Papers show BLM made tactical errors in 2014 Bunkerville cattle roundup
February 21, 2016 - 7:07 am
The Bureau of Land Management lost the Battle of Bunkerville to Cliven Bundy and his armed militia even before it began.
Court documents charging the defiant rancher, two of his sons and others in the April 12, 2014, armed showdown near the family's ranch show that the BLM erred by putting its rangers in a "dangerously exposed" tactical position.
The federal forces made what military tacticians consider classic mistakes in the annals of armed conflict: They gave up the high ground to the opposition while underestimating the strength of Bundy's 200-strong force.
The BLM's mistakes are now playing into the government's theory in the extortion and assault case against Bundy and his sons, Ammon and Ryan, according to Kathleen Bliss, a former longtime federal prosecutor.
"Prosecutors are using this to show the conspiracy," said Bliss, who prosecuted organized crime and domestic terrorism cases. "This wasn't just a group that kind of showed up and got together. They definitely had a system in place, and they were organized to meet a certain goal."
Bliss, now a defense lawyer not involved in this case, said she thinks federal agents in Bunkerville didn't realize the magnitude of the Bundy's organization.
"In my mind, they thought this was a bunch of hapless ranchers who had been mooching off the public for years,'' she said. "When they got out there, they found that they had supporters from all over the country."
BLM officials have declined comment, but in the criminal complaint and a 51-page indictment against the Bundys, prosecutors explain why the rangers backed down and abandoned the roundup, handing the Bundy forces a victory that emboldened what they call extremist goals in the West.
Court papers describe a relatively thin force of 50 BLM rangers left to defend temporary corrals placed in the low-lying Toquop Wash. In the pens were 400 head of cattle collected in a court-approved roundup over Bundy's failure to pay grazing fees.
When Bundy's supporters came to free the cattle, the rangers found themselves in a life-threatening situation as the militia exploited their errors.
"Some of these gunmen took tactically superior positions on high ground, while others moved in and out of the crowd, masking their movements behind unarmed followers," the criminal complaint alleges. "The immediate threat to the officers came from (nearby freeway) bridges where gunmen took sniper positions behind concrete barriers, their assault rifles aimed directly at the officers below."
Other militia members used unarmed members of the angry mob directly in front of officers in the wash as human shields to discourage them from returning fire.
"The officers at the (corral) gate were dangerously exposed," the complaint adds. "They were in the open and low ground at the bottom of the wash, below highway bridges that towered more than 40 feet above them and surrounded on the sides by steep embankments of high ground.
"The terrain acted like a funnel with them at the bottom and no natural cover or concealment to protect them from the gunmen on the high ground, their only protection being their body armor and the vehicles they happened to drive to the gate."
The officers could "readily observe" the snipers "bobbing up and down," measuring them as targets.
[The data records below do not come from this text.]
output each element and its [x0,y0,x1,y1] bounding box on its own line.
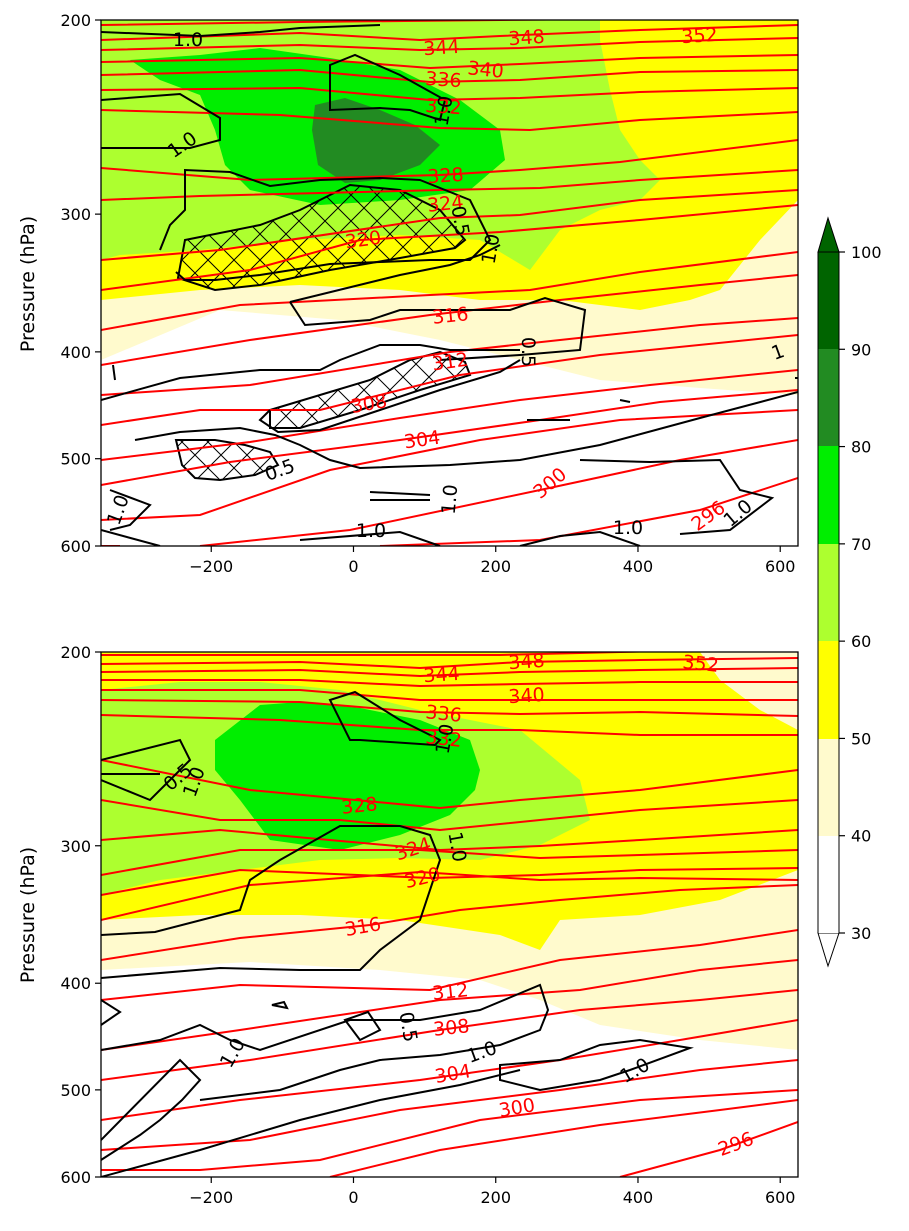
shade-70-80 [215,702,480,850]
black-contours-bottom [101,690,694,1177]
contour-label: 1.0 [432,722,459,756]
theta-label: 328 [340,793,378,819]
colorbar-segment-30-40 [818,836,839,933]
colorbar: 30 40 50 60 70 80 90 100 [817,216,882,968]
x-tick-label: 600 [765,1188,796,1207]
bottom-panel: 352 348 344 340 336 332 328 324 320 316 … [17,643,799,1207]
plot-frame-top [100,19,799,547]
colorbar-tick-label: 80 [851,438,871,457]
y-tick-label: 200 [60,11,91,30]
colorbar-segment-50-60 [818,641,839,739]
theta-label: 312 [431,349,470,376]
colorbar-extend-low [817,932,840,968]
y-tick-label: 600 [60,1168,91,1187]
x-tick-label: −200 [189,557,233,576]
y-tick-label: 500 [60,450,91,469]
y-tick-label: 400 [60,974,91,993]
y-tick-label: 600 [60,537,91,556]
theta-label: 336 [424,701,462,727]
colorbar-tick-label: 40 [851,827,871,846]
x-tick-label: 200 [480,1188,511,1207]
colorbar-tick-label: 90 [851,340,871,359]
theta-label: 352 [681,651,719,677]
contour-label: 1.0 [431,94,458,128]
y-tick-label: 400 [60,343,91,362]
colorbar-segment-70-80 [818,446,839,544]
colorbar-segment-80-90 [818,349,839,446]
y-tick-label: 300 [60,205,91,224]
theta-label: 332 [424,726,462,752]
theta-label: 312 [431,979,469,1005]
y-tick-label: 300 [60,837,91,856]
colorbar-extend-high [817,216,840,253]
colorbar-ticks: 30 40 50 60 70 80 90 100 [839,243,882,943]
axes-bottom: −200 0 200 400 600 200 300 400 500 600 [60,643,795,1207]
theta-labels-top: 352 348 344 340 336 332 328 324 320 316 … [344,24,730,536]
theta-label: 344 [423,663,461,687]
black-contours-top [101,24,798,546]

Others in the boisterous crowd refused commands to leave, taunted officers and brandished weapons.
Having the upper hand, the militia forces demanded the rangers release the cattle and threatened to take the animals by force if necessary, the complaint says.
"Outnumbered by more than 4 to 1, unwilling to risk harm to children and other unarmed bystanders who had accompanied the followers and wishing to avoid a firefight that was sure to follow if they engaged the snipers on the bridge, the officers had no choice and were forced to leave and abandon the cattle to Bundy and his co-conspirators ... ," the complaint states.
Following two hours of negotiations, the federal rangers packed up their bags and took off, ending the Battle of Bunkerville without a shot fired or a drop of blood spilled — but not without consequences.
To this day, some of the federal officers, including some who had served in the military, remain shell-shocked by the encounter, the documents say.
And the Bundy victory that day may well have emboldened activists who oppose federal control of public land in the West.
On Jan. 2, two-dozen activists, including Ammon and Ryan Bundy, occupied the Malheur National Wildlife Refuge headquarters in Harney County, Oregon, in part to protest 5-year prison sentences for two local ranchers who burned brush on federal land. Unlike the Battle of Bunkerville, the 41-day standoff ended two weeks after Arizona rancher Robert "LaVoy" Finicum was shot and killed by Oregon state troopers at a roadblock. The two Bundys were arrested nearby.
Earlier this month FBI agents arrested Cliven Bundy at Portland International Airport after he stepped off a plane on his way to support holdouts in Eastern Oregon.
All three Bundys are being held without bail in Portland, and the elder Bundy has been ordered transported to Las Vegas to face 16 felony charges, including extortion, obstruction of justice and conspiracy to impede or injure a federal officer.